Flotsam Island might not have LeChuck, but it has an antagonist of its own in the form of Marquis de Singe, who dresses just like Louis XIV of France and even speaks with a French accent. Guybrush will have to outsmart him to make it off the island as well, but you can bet that it won’t be the last we’ll see of him.
In terms of graphics and music, the game's not really that outstanding, but it gets the job done. Every single Monkey Island game has a different graphical look, so you should be used to change by now! The music consists of simple tropical themes - the background music volume is usually quite low, so you probably won't even pay too much attention it. In the process of porting the game from PC to WiiWare, Telltale seems to have heavily compressed a lot of stuff though - The game will lag every now and then, and some of the dialogue sounds really fuzzy. It's not game-breaking in the slightest, but it can get annoying.

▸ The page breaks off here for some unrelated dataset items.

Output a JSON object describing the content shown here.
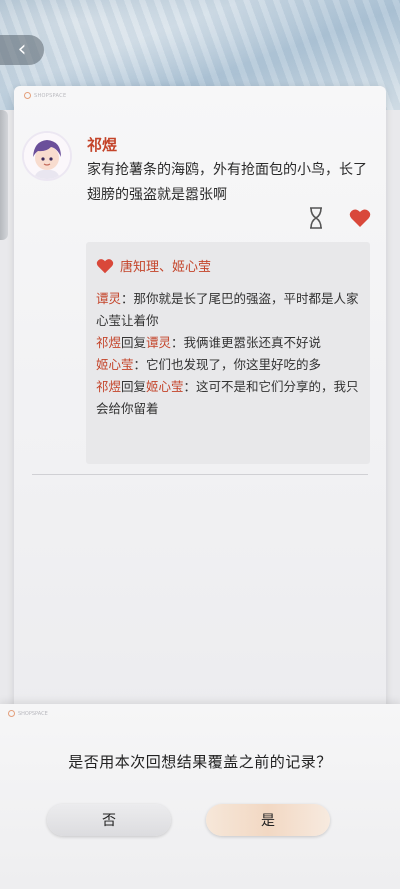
{
  "nav": {
    "back_glyph": "‹"
  },
  "post": {
    "watermark": "SHOPSPACE",
    "sender": "祁煜",
    "text": "家有抢薯条的海鸥，外有抢面包的小鸟，长了翅膀的强盗就是嚣张啊",
    "likes": "唐知理、姬心莹",
    "comments": [
      {
        "name": "谭灵",
        "reply_to": "",
        "text": "：那你就是长了尾巴的强盗，平时都是人家心莹让着你"
      },
      {
        "name": "祁煜",
        "reply_to": "谭灵",
        "text": "：我俩谁更嚣张还真不好说"
      },
      {
        "name": "姬心莹",
        "reply_to": "",
        "text": "：它们也发现了，你这里好吃的多"
      },
      {
        "name": "祁煜",
        "reply_to": "姬心莹",
        "text": "：这可不是和它们分享的，我只会给你留着"
      }
    ],
    "reply_word": "回复"
  },
  "dialog": {
    "watermark": "SHOPSPACE",
    "question": "是否用本次回想结果覆盖之前的记录？",
    "no_label": "否",
    "yes_label": "是"
  },
  "colors": {
    "name_red": "#c4442a",
    "accent_heart": "#d9483a"
  }
}
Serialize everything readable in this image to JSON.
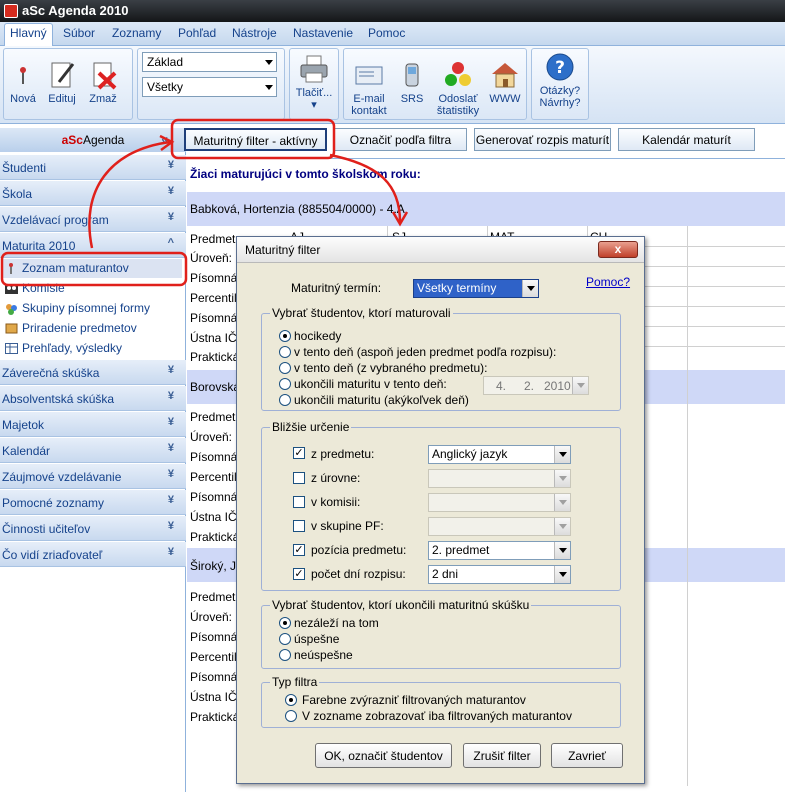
{
  "window": {
    "title": "aSc Agenda 2010"
  },
  "menu": [
    "Hlavný",
    "Súbor",
    "Zoznamy",
    "Pohľad",
    "Nástroje",
    "Nastavenie",
    "Pomoc"
  ],
  "ribbon": {
    "nova": "Nová",
    "edituj": "Edituj",
    "zmaz": "Zmaž",
    "combo1": "Základ",
    "combo2": "Všetky",
    "tlacit": "Tlačiť...",
    "email": "E-mail",
    "kontakt": "kontakt",
    "srs": "SRS",
    "odoslat": "Odoslať",
    "statistiky": "štatistiky",
    "www": "WWW",
    "otazky": "Otázky?",
    "navrhy": "Návrhy?"
  },
  "sidebar": {
    "header_brand": "aSc",
    "header_rest": "Agenda",
    "sections_top": [
      "Študenti",
      "Škola",
      "Vzdelávací program",
      "Maturita 2010"
    ],
    "items": [
      "Zoznam maturantov",
      "Komisie",
      "Skupiny písomnej formy",
      "Priradenie predmetov",
      "Prehľady, výsledky"
    ],
    "sections_bottom": [
      "Záverečná skúška",
      "Absolventská skúška",
      "Majetok",
      "Kalendár",
      "Záujmové vzdelávanie",
      "Pomocné zoznamy",
      "Činnosti učiteľov",
      "Čo vidí zriaďovateľ"
    ]
  },
  "toolbar": {
    "btn1": "Maturitný filter - aktívny",
    "btn2": "Označiť podľa filtra",
    "btn3": "Generovať rozpis maturít",
    "btn4": "Kalendár maturít"
  },
  "main": {
    "heading": "Žiaci maturujúci v tomto školskom roku:",
    "student1": "Babková, Hortenzia (885504/0000) - 4.A",
    "student2": "Borovská",
    "student3": "Široký, J",
    "col_aj": "AJ",
    "col_sj": "SJ",
    "col_mat": "MAT",
    "col_ch": "CH",
    "row_labels": [
      "Predmet:",
      "Úroveň:",
      "Písomná",
      "Percentil:",
      "Písomná",
      "Ústna IČ:",
      "Praktická"
    ]
  },
  "dialog": {
    "title": "Maturitný filter",
    "close": "x",
    "term_label": "Maturitný termín:",
    "term_value": "Všetky termíny",
    "help": "Pomoc?",
    "g1_title": "Vybrať študentov, ktorí maturovali",
    "g1_opts": [
      "hocikedy",
      "v tento deň (aspoň jeden predmet podľa rozpisu):",
      "v tento deň (z vybraného predmetu):",
      "ukončili maturitu v tento deň:",
      "ukončili maturitu (akýkoľvek deň)"
    ],
    "date": {
      "d": "4.",
      "m": "2.",
      "y": "2010"
    },
    "g2_title": "Bližšie určenie",
    "g2_rows": [
      {
        "label": "z predmetu:",
        "value": "Anglický jazyk",
        "checked": true
      },
      {
        "label": "z úrovne:",
        "value": "",
        "checked": false
      },
      {
        "label": "v komisii:",
        "value": "",
        "checked": false
      },
      {
        "label": "v skupine PF:",
        "value": "",
        "checked": false
      },
      {
        "label": "pozícia predmetu:",
        "value": "2. predmet",
        "checked": true
      },
      {
        "label": "počet dní rozpisu:",
        "value": "2 dni",
        "checked": true
      }
    ],
    "g3_title": "Vybrať študentov, ktorí ukončili maturitnú skúšku",
    "g3_opts": [
      "nezáleží na tom",
      "úspešne",
      "neúspešne"
    ],
    "g4_title": "Typ filtra",
    "g4_opts": [
      "Farebne zvýrazniť filtrovaných maturantov",
      "V zozname zobrazovať iba filtrovaných maturantov"
    ],
    "btn_ok": "OK, označiť študentov",
    "btn_clear": "Zrušiť filter",
    "btn_close": "Zavrieť"
  },
  "colors": {
    "annotation": "#e0201b",
    "accent": "#15428b"
  }
}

Tales of Monkey Island also has some things not seen in previous Telltale games. In addition to being able to move Guybrush to places by clicking on them, you can also use the d-pad or nunchuk to move him around manually. Although you’d think this would be pointless, it actually works quite well – you can move around while still scanning the environment for objects to interact with using the pointer, for example.
Tales is also the first Telltale series which does not consist of mostly unrelated stories – the first episode ends in a cliffhanger, meaning the second episode will continue exactly where the first left off, eventually reaching the actual ending in the fifth episode.
Telltale has shown once again they're the best when it comes to 3D adventure games. The game controls flawlessly, especially with the addition of manual movement, and is another worthy entry in the Monkey Island series. It doesn't quite match up to what most consider to be the previous best Monkey Island game (The Curse of Monkey Island), at least, not yet, but it's only the first episode - If the other four suitably ramp up the story and puzzling then it could very well become fantastic. Whether you're a veteran of the series or a newbie, if you like adventure games, this one should definitely be a part of your collection.